The after-effects of the 2011 Fukushima nuclear disaster are still lingering, and a new study suggests some wines have been impacted.
In fact, French researchers tested 18 bottles of California rosé and cabernet sauvignon from 2009 onward, and found increased levels of radioactive particles in the beverages produced after the energy accident. In the case of the cabernet, the study shows the levels of the radioactive materials doubled.
As Michael Pravikoff, a physicist who worked on the study, tells The New York Times: “We can measure some radioactive level that is much higher than the usual level.”
However, while the presence of radioactive particles in wine might sound frightening, the publication reports the drink should not be seen as a health hazard, and notes the radioactive levels started very low and continue to drop with each passing year.
“These levels are so low, way below the natural radioactivity that’s everywhere in the world,” Pravikoff adds.
Furthermore, The California Department of Public Health said in a statement to The New York Times that there “were no health and safety concerns to California residents” immediately following the disaster, and this report doesn’t change that.
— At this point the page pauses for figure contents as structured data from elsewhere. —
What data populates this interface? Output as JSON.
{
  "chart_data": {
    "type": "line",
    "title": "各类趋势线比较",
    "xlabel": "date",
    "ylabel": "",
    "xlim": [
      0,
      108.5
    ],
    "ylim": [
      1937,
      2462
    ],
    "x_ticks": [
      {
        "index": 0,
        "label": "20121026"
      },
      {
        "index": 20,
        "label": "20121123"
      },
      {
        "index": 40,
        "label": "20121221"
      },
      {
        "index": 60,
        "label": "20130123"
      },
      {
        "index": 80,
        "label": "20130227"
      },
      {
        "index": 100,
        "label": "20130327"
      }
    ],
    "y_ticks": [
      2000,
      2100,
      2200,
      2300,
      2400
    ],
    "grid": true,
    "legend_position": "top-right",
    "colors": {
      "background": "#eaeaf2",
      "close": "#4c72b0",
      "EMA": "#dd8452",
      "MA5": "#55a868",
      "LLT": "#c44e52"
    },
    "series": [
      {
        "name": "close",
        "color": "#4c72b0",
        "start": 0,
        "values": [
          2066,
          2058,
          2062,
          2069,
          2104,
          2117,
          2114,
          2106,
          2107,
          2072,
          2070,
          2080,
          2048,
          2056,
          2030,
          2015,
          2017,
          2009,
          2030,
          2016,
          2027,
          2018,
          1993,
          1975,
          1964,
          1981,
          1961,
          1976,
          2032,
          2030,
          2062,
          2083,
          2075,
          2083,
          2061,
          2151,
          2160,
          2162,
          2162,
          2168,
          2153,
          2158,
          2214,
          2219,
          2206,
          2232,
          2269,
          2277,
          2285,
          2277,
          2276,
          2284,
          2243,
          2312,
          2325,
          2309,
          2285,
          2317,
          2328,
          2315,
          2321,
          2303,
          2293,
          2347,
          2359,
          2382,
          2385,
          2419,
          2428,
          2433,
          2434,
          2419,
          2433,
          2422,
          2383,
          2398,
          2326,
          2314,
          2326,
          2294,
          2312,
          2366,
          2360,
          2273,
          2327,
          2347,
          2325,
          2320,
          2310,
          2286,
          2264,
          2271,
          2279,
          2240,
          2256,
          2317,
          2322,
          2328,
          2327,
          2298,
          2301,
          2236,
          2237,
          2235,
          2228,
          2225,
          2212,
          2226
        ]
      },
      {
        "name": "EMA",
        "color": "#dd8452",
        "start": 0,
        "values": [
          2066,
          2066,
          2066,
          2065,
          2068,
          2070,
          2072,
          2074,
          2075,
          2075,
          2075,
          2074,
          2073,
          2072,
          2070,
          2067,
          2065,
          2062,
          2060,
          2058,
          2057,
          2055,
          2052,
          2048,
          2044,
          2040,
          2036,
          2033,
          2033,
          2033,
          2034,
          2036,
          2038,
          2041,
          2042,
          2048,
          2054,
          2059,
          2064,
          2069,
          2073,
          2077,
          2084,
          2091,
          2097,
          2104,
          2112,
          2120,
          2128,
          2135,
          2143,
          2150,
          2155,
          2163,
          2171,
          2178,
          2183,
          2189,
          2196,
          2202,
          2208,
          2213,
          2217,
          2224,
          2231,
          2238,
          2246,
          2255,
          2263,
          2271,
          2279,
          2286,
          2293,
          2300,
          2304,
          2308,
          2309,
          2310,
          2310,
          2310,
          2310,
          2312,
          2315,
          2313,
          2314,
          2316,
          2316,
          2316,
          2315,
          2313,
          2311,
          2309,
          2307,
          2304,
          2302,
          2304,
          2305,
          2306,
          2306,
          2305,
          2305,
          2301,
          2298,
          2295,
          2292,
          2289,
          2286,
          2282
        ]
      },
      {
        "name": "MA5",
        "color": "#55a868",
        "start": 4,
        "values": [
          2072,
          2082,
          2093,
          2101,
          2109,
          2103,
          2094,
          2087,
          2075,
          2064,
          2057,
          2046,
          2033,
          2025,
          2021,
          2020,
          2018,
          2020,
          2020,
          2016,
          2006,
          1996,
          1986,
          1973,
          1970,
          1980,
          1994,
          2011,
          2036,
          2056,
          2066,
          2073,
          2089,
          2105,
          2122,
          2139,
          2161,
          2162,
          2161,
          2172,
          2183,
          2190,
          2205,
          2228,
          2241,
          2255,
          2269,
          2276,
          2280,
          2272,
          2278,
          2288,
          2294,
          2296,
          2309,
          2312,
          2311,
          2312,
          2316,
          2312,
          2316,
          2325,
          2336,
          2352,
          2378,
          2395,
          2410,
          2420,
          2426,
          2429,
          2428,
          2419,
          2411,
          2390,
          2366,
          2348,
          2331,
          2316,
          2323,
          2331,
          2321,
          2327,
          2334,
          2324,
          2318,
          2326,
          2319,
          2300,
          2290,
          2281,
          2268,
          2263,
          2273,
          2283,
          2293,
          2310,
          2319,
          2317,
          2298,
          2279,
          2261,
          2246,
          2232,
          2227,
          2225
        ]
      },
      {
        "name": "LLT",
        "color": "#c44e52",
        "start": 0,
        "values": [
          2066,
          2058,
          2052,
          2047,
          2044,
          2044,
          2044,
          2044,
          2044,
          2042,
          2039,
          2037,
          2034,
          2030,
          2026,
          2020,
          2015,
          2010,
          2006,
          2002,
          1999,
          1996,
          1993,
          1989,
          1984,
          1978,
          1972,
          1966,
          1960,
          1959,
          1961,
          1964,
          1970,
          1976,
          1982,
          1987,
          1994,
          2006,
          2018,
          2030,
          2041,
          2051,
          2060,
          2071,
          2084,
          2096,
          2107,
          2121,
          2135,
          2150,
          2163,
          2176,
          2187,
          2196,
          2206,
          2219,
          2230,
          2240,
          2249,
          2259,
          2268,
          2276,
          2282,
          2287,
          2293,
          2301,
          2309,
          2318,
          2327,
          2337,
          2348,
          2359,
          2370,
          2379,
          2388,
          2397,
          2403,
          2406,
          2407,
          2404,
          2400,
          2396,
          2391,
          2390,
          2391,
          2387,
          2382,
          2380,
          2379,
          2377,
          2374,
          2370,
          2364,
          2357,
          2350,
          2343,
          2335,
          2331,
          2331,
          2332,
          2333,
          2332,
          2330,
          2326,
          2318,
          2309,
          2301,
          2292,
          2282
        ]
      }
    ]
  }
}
The French research team, which in some instances had to burn the wine to ashes in order to measure the radioactive material, has spent the past several years studying fermented fruit drinks from all over the world. They suspect some Golden State wines have been impacted because the radioactive cloud from the 2011 disaster in Japan, which was triggered after a tsunami followed an earthquake, floated over the Pacific Ocean to California and settled on grapes there.